Maria and Arthur had not been married three months before Madame Laoutaro’s house burned down, and she and Yerko were homeless. The house, so respectably situated in the Rosedale area of Toronto, looked every bit as blamelessly respectable as it had done in the days of Madame Laoutaro’s blamelessly respectable and well-doing Polish gadjo husband, the late Tadeusz Theotoky. But no sooner had Tadeusz died, rich and well-regarded, than Madame (having noisily mourned a man she had loved as deeply as Maria loved Arthur) reverted to her maiden name, and her Gypsy ways, which were the only ways she really knew, and she and Yerko despoiled the house. They cut it up into a squalor of mean apartments in which a variety of hopeless people, chiefly old women, were able to dwell, paying much more than the apartments were worth, but trusting to the protective power of their landlady. One such old woman, Miss Gretser, a virgin of ninety-two (though she gave out that she was a mere eighty-eight), fell asleep with a cigarette in her fingers and it was not much more than an hour before Miss Gretser was a cinder, and Madame Laoutaro, luthier, and her ingenious brother Yerko were homeless. Madame declared, with much outcry, that they were also penniless.

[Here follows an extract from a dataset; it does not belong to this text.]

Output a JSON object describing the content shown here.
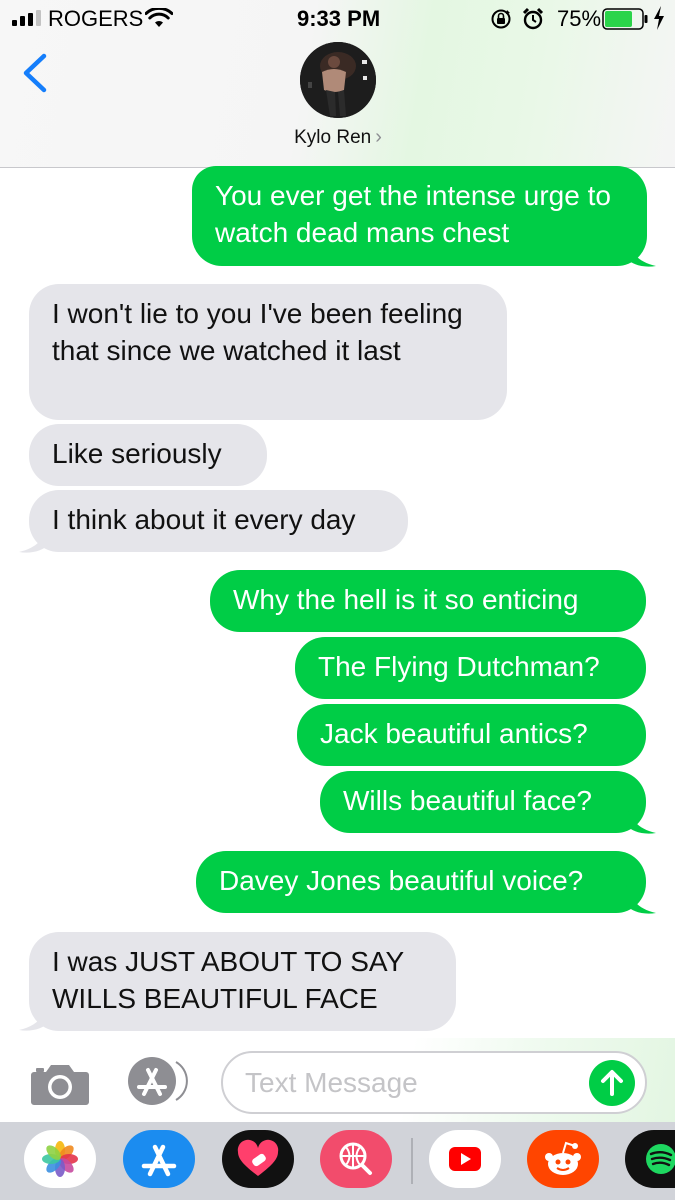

They were certainly not penniless. As soon as the fire broke out Madame and Yerko hurried to their cellar workshops, pulled two cement blocks out of a wall, and rushed to the back garden, where they threw a leather bag of money into an ornamental pool. Then they returned to the front of the house for much enjoyable despair, hair-tearing, and noisy grief. When the last ember was quenched, and the excitement was over, they rescued the bag, hurried to Maria’s splendid penthouse, and set to work to pin sodden currency in bills of large denomination to all the upholstery and curtains, to dry it out. They insisted on sleeping on the floor of the handsome drawing-room till every bill was dried, ironed, and counted; they were suspicious of Nina, the Portuguese housekeeper, who made no secret of the fact that she looked on the Laoutaros as riff-raff. Which, of course, from a Portuguese Catholic point of view, they were.